Friday, March 4, 2016

Architectural Phases

A typical architectural project has seven phases.  All projects go through these various steps, though on smaller residential projects there is often blurring of boundaries between the some phases.  The phases are:
Existing Conditions and Code Research
Schematic Design
Design Development
Construction Documents
Permitting
Bidding and/or Negotiations
Construction Observation

 Phase 1 – Existing Conditions and Code Research

The first two steps in any project are often critical for success.  We start by researching the appropriate zoning code that applies to the site.  Zoning varies from city to city AND from neighborhood to neighborhood.  San Francisco has a great on-line map that makes basic zoning research easy:

http://propertymap.sfplanning.org/?dept=planning

The second step is to spend a day measuring the existing building and site.  From these measurements a three dimensional computer model is created from which the existing floor plans, sections, exterior elevations and site plan are generated.  Given that these drawings are the basis of all future work, it's critical that they are accurate.  Therefore we do not work with plans drawn by others.  A survey may be required by a professional surveyor.
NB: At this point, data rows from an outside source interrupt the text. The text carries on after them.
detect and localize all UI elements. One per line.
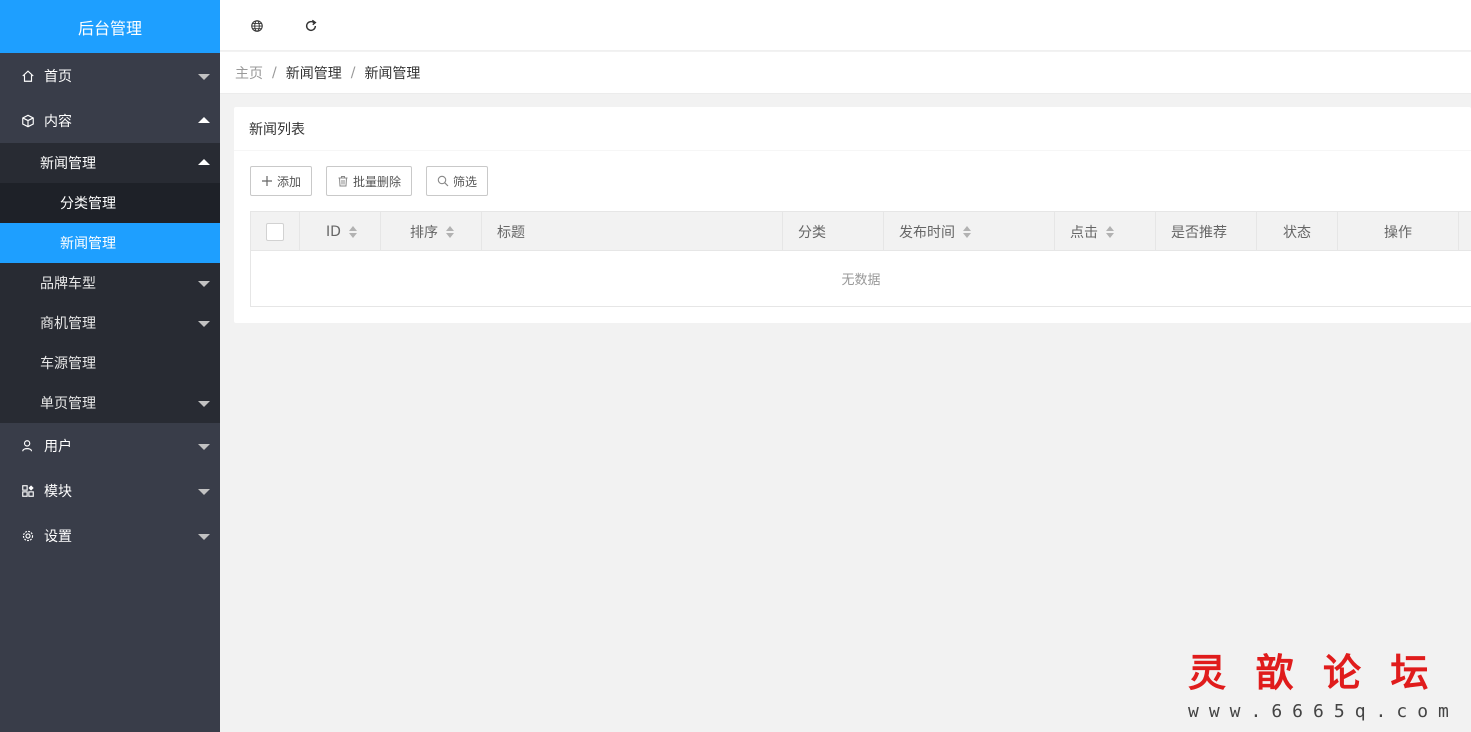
chevron-down-icon [198, 488, 210, 495]
sidebar-item-label: 商机管理 [40, 316, 96, 332]
sidebar-item-label: 用户 [44, 438, 72, 455]
column-clicks[interactable]: 点击 [1055, 212, 1156, 251]
home-icon [20, 68, 36, 84]
watermark-char: 歆 [1255, 650, 1294, 695]
column-label: ID [326, 223, 341, 240]
filter-button[interactable]: 筛选 [426, 166, 489, 196]
sidebar-item-content[interactable]: 内容 [0, 98, 220, 143]
globe-icon[interactable] [248, 17, 266, 35]
breadcrumb-separator: / [272, 64, 277, 81]
sidebar-item-label: 分类管理 [60, 196, 116, 212]
sidebar-item-settings[interactable]: 设置 [0, 513, 220, 558]
breadcrumb-home[interactable]: 主页 [235, 63, 263, 83]
sidebar-item-label: 品牌车型 [40, 276, 96, 292]
sidebar-item-label: 新闻管理 [60, 236, 116, 252]
column-label: 操作 [1384, 224, 1412, 241]
column-title: 标题 [482, 212, 783, 251]
sidebar: 后台管理 首页 内容 新闻管理 分类管理 新闻管理 品牌车型 商机管理 车源管理… [0, 0, 220, 732]
sort-icon[interactable] [963, 225, 971, 238]
trash-icon [337, 175, 349, 187]
news-table: ID 排序 标题 分类 发布时间 点击 是否推荐 状态 操作 无数据 [250, 211, 1471, 307]
column-category: 分类 [783, 212, 884, 251]
column-label: 点击 [1070, 224, 1098, 241]
top-header [220, 0, 1471, 51]
sidebar-item-label: 车源管理 [40, 356, 96, 372]
add-button-label: 添加 [277, 174, 302, 189]
column-label: 标题 [497, 224, 525, 241]
news-submenu: 分类管理 新闻管理 [0, 183, 220, 263]
sidebar-item-single-page[interactable]: 单页管理 [0, 383, 220, 423]
breadcrumb: 主页 / 新闻管理 / 新闻管理 [220, 52, 1471, 94]
column-sort-order[interactable]: 排序 [381, 212, 482, 251]
sort-icon[interactable] [348, 225, 357, 238]
chevron-down-icon [198, 533, 210, 540]
column-label: 发布时间 [899, 224, 955, 241]
watermark-char: 论 [1323, 650, 1362, 695]
news-list-card: 新闻列表 添加 批量删除 筛选 ID 排序 标题 分类 发布时间 点击 是否推荐… [234, 107, 1471, 323]
column-status: 状态 [1257, 212, 1338, 251]
batch-delete-label: 批量删除 [353, 174, 402, 189]
table-body: 无数据 [251, 251, 1471, 306]
sidebar-item-label: 设置 [44, 528, 72, 545]
column-label: 排序 [410, 224, 438, 241]
column-id[interactable]: ID [300, 212, 381, 251]
sidebar-item-home[interactable]: 首页 [0, 53, 220, 98]
column-label: 状态 [1283, 224, 1311, 241]
sidebar-item-label: 模块 [44, 483, 72, 500]
sidebar-item-label: 内容 [44, 113, 72, 130]
add-button[interactable]: 添加 [250, 166, 313, 196]
breadcrumb-current: 新闻管理 [364, 65, 421, 82]
chevron-down-icon [198, 281, 210, 287]
apps-icon [20, 483, 36, 499]
sort-icon[interactable] [1106, 225, 1114, 238]
chevron-down-icon [198, 321, 210, 327]
sidebar-item-car-source[interactable]: 车源管理 [0, 343, 220, 383]
watermark-char: 灵 [1188, 650, 1227, 695]
sidebar-item-label: 首页 [44, 68, 72, 85]
chevron-up-icon [198, 116, 210, 123]
column-publish-time[interactable]: 发布时间 [884, 212, 1055, 251]
filter-button-label: 筛选 [453, 174, 478, 189]
watermark-char: 坛 [1390, 650, 1429, 695]
card-title: 新闻列表 [234, 107, 1471, 151]
sidebar-item-modules[interactable]: 模块 [0, 468, 220, 513]
sidebar-item-users[interactable]: 用户 [0, 423, 220, 468]
chevron-up-icon [198, 159, 210, 165]
column-label: 分类 [798, 224, 826, 241]
breadcrumb-separator: / [350, 64, 356, 81]
sidebar-item-news-list[interactable]: 新闻管理 [0, 223, 220, 263]
column-recommended: 是否推荐 [1156, 212, 1257, 251]
sort-icon[interactable] [446, 225, 454, 238]
sidebar-item-label: 单页管理 [40, 396, 96, 412]
chevron-down-icon [198, 401, 210, 407]
table-header: ID 排序 标题 分类 发布时间 点击 是否推荐 状态 操作 [251, 212, 1471, 251]
app-logo-title[interactable]: 后台管理 [0, 0, 220, 53]
watermark: 灵 歆 论 坛 www.6665q.com [1188, 642, 1458, 722]
sidebar-item-brand-models[interactable]: 品牌车型 [0, 263, 220, 303]
user-icon [20, 438, 36, 454]
sidebar-item-business-management[interactable]: 商机管理 [0, 303, 220, 343]
toolbar: 添加 批量删除 筛选 [250, 166, 502, 196]
sidebar-item-news-management[interactable]: 新闻管理 [0, 143, 220, 183]
breadcrumb-news-management[interactable]: 新闻管理 [286, 63, 342, 83]
watermark-url: www.6665q.com [1188, 701, 1459, 722]
column-actions: 操作 [1338, 212, 1459, 251]
batch-delete-button[interactable]: 批量删除 [326, 166, 413, 196]
chevron-down-icon [198, 73, 210, 80]
sidebar-item-category-management[interactable]: 分类管理 [0, 183, 220, 223]
refresh-icon[interactable] [302, 17, 320, 35]
sidebar-item-label: 新闻管理 [40, 156, 96, 172]
cube-icon [20, 113, 36, 129]
empty-state-text: 无数据 [841, 273, 881, 288]
plus-icon [261, 175, 273, 187]
content-submenu: 新闻管理 分类管理 新闻管理 品牌车型 商机管理 车源管理 单页管理 [0, 143, 220, 423]
select-all-checkbox[interactable] [266, 222, 284, 241]
chevron-down-icon [198, 443, 210, 450]
search-icon [437, 175, 449, 187]
gear-icon [20, 528, 36, 544]
select-all-cell [251, 212, 300, 251]
column-label: 是否推荐 [1171, 224, 1227, 241]
watermark-title: 灵 歆 论 坛 [1188, 642, 1458, 697]
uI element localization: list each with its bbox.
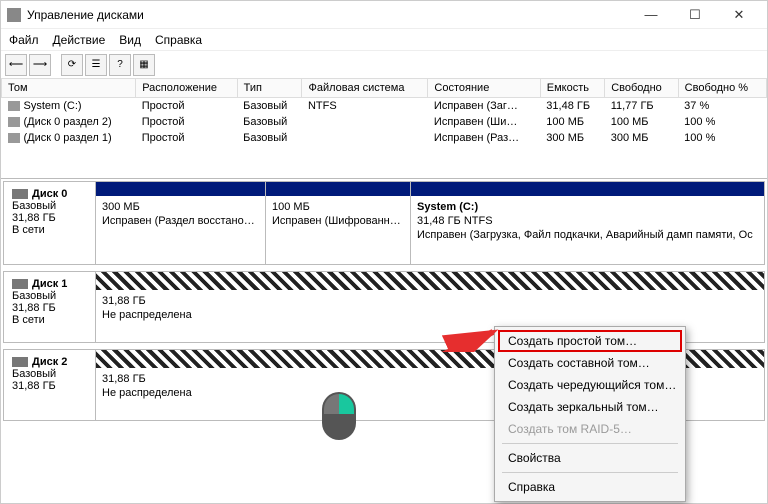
menu-action[interactable]: Действие	[53, 33, 106, 47]
menu-create-spanned-volume[interactable]: Создать составной том…	[498, 352, 682, 374]
col-type[interactable]: Тип	[237, 79, 302, 98]
maximize-button[interactable]: ☐	[673, 2, 717, 28]
disk-icon	[12, 357, 28, 367]
disk-row-0: Диск 0 Базовый 31,88 ГБ В сети 300 МБ Ис…	[3, 181, 765, 265]
menubar: Файл Действие Вид Справка	[1, 29, 767, 51]
partition[interactable]: 300 МБ Исправен (Раздел восстановления	[96, 182, 266, 264]
tool-refresh[interactable]: ⟳	[61, 54, 83, 76]
toolbar: ⟵ ⟶ ⟳ ☰ ? ▦	[1, 51, 767, 79]
partition-stripe	[266, 182, 410, 196]
menu-help[interactable]: Справка	[155, 33, 202, 47]
volume-icon	[8, 133, 20, 143]
table-row[interactable]: System (C:) ПростойБазовыйNTFSИсправен (…	[2, 98, 767, 115]
col-layout[interactable]: Расположение	[136, 79, 237, 98]
partition-stripe	[411, 182, 764, 196]
disk-icon	[12, 279, 28, 289]
menu-create-simple-volume[interactable]: Создать простой том…	[498, 330, 682, 352]
menu-create-striped-volume[interactable]: Создать чередующийся том…	[498, 374, 682, 396]
partition-stripe	[96, 182, 265, 196]
disk-header[interactable]: Диск 0 Базовый 31,88 ГБ В сети	[4, 182, 96, 264]
context-menu: Создать простой том… Создать составной т…	[494, 326, 686, 502]
menu-create-raid5-volume: Создать том RAID-5…	[498, 418, 682, 440]
col-volume[interactable]: Том	[2, 79, 136, 98]
col-status[interactable]: Состояние	[428, 79, 540, 98]
col-free[interactable]: Свободно	[605, 79, 678, 98]
menu-create-mirrored-volume[interactable]: Создать зеркальный том…	[498, 396, 682, 418]
partition-system[interactable]: System (C:) 31,48 ГБ NTFS Исправен (Загр…	[411, 182, 764, 264]
tool-properties[interactable]: ☰	[85, 54, 107, 76]
menu-properties[interactable]: Свойства	[498, 447, 682, 469]
disk-icon	[12, 189, 28, 199]
partition-stripe	[96, 272, 764, 290]
volume-table[interactable]: Том Расположение Тип Файловая система Со…	[1, 79, 767, 146]
disk-header[interactable]: Диск 1 Базовый 31,88 ГБ В сети	[4, 272, 96, 342]
volume-icon	[8, 101, 20, 111]
tool-forward[interactable]: ⟶	[29, 54, 51, 76]
tool-help[interactable]: ?	[109, 54, 131, 76]
menu-help[interactable]: Справка	[498, 476, 682, 498]
mouse-icon	[322, 392, 356, 440]
close-button[interactable]: ✕	[717, 2, 761, 28]
tool-back[interactable]: ⟵	[5, 54, 27, 76]
menu-view[interactable]: Вид	[119, 33, 141, 47]
partition[interactable]: 100 МБ Исправен (Шифрованный (	[266, 182, 411, 264]
volume-list-pane: Том Расположение Тип Файловая система Со…	[1, 79, 767, 179]
minimize-button[interactable]: —	[629, 2, 673, 28]
tool-layout[interactable]: ▦	[133, 54, 155, 76]
volume-icon	[8, 117, 20, 127]
menu-file[interactable]: Файл	[9, 33, 39, 47]
col-capacity[interactable]: Емкость	[540, 79, 604, 98]
app-icon	[7, 8, 21, 22]
col-freepct[interactable]: Свободно %	[678, 79, 766, 98]
col-fs[interactable]: Файловая система	[302, 79, 428, 98]
table-row[interactable]: (Диск 0 раздел 2) ПростойБазовыйИсправен…	[2, 114, 767, 130]
window-title: Управление дисками	[27, 8, 629, 22]
table-row[interactable]: (Диск 0 раздел 1) ПростойБазовыйИсправен…	[2, 130, 767, 146]
titlebar[interactable]: Управление дисками — ☐ ✕	[1, 1, 767, 29]
disk-header[interactable]: Диск 2 Базовый 31,88 ГБ	[4, 350, 96, 420]
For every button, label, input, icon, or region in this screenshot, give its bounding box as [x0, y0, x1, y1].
 Phase 2 - Schematic Design

Once the existing conditions are drawn, we meet with the client to discuss/sketch their design requirements in greater detail.  From this meeting the first set of schematic floor plans and three dimensional line drawings are created.  Typically two to three floor plans are presented to the client.  Based on the client's feedback the design is refined and presented again.  Depending on both the client and the job, we may create several iterations of the schematic design.  The time frame varies greatly for this phase, it may be as little as a month or as long as several months.

At the end of Schematic Design the drawings can be sent for preliminary construction bidding and engineering.  Additionally, some clients elect to hire a contractor to work with us through the remainder of the phases to manage cost.

 Phase 3 - Design Development
 
In this phase, we begin to develop the details of the design.  In contrast to Schematic Design where, for example, we develop the overall floor plan of a kitchen that simply indicates where the big blocks of cabinetry are located, in Design Development we will develop the actual cabinet sizes and refine the proportions.  

At the completion of Design Development, the documents can be utilized for structural engineering and for energy analysis.  We also generate a procurement schedule of fixtures and finishes that need to be selected.  Some clients prefer to select their own fixtures and finishes, however, the majority would benefit from the help of an interior designer.  An interior designer can reduce the time involved selecting fixtures/finishes by narrowing the options and ensuring that the final result is a coherent visual whole that improves the client's property value.


 Phase 4 - Construction Documents 

The bulk of the work we do happens in this phase.  The construction documents are developed sufficiently for construction and that means a tremendous amount of detail drawings.  Ideally, the major design details should be drawn to avoid confusion during construction.  These include window and door details, cabinetry details, roof overhangs, connection details of decks, guardrails, etc.  If left undrawn, many design decisions are made by the contractor and the final result may not reflect the design intent. 

The construction documents represent the final design approved by the client.  With our assistance, the client should review the drawings very carefully as changes made later can add substantial cost, both in professional fees and construction change orders.

 Phase 5 - Permitting

The construction documents are submitted to the city Planning and Building Departments for review.  If the project is an interior remodel then it will not be subject to Planning review and in some cities may obtain an over-the-counter permit.  If exterior changes are required, the process could be quite lengthy.  Once the drawings have been reviewed, the city will send the architect “plan check comments”.  These are usually small revisions that need to be made to the drawings to be code compliant.  Most projects have one round of comments, but some may incur a second round.  Once all changes are accepted by the city, the permit is issued to the general contractor.

 Phase 6 - Bidding and/or Negotiations

While the drawings are being reviewed by the city, the project is sent to general contractors for bidding.  Typically three to four contractors bid on a job.  We can give the client  recommendations of qualified contractors or work with the client's contractor.   Throughout this phase we are available to answer questions, do walk-throughs of the job site with contractors and review the final bids with the client.

 Phase 7 - Construction Observation 

At this point, the general contractor becomes the lead person on the project and we take a support role.  The GC is responsible for all aspects of construction including inspections and construction methods.  We will be available to address any issues and visit the site as needed.  The amount of construction observation required varies greatly.  Existing buildings usually have more construction issues that need addressing.  Once construction is finished, we do a final walk-through of the job site.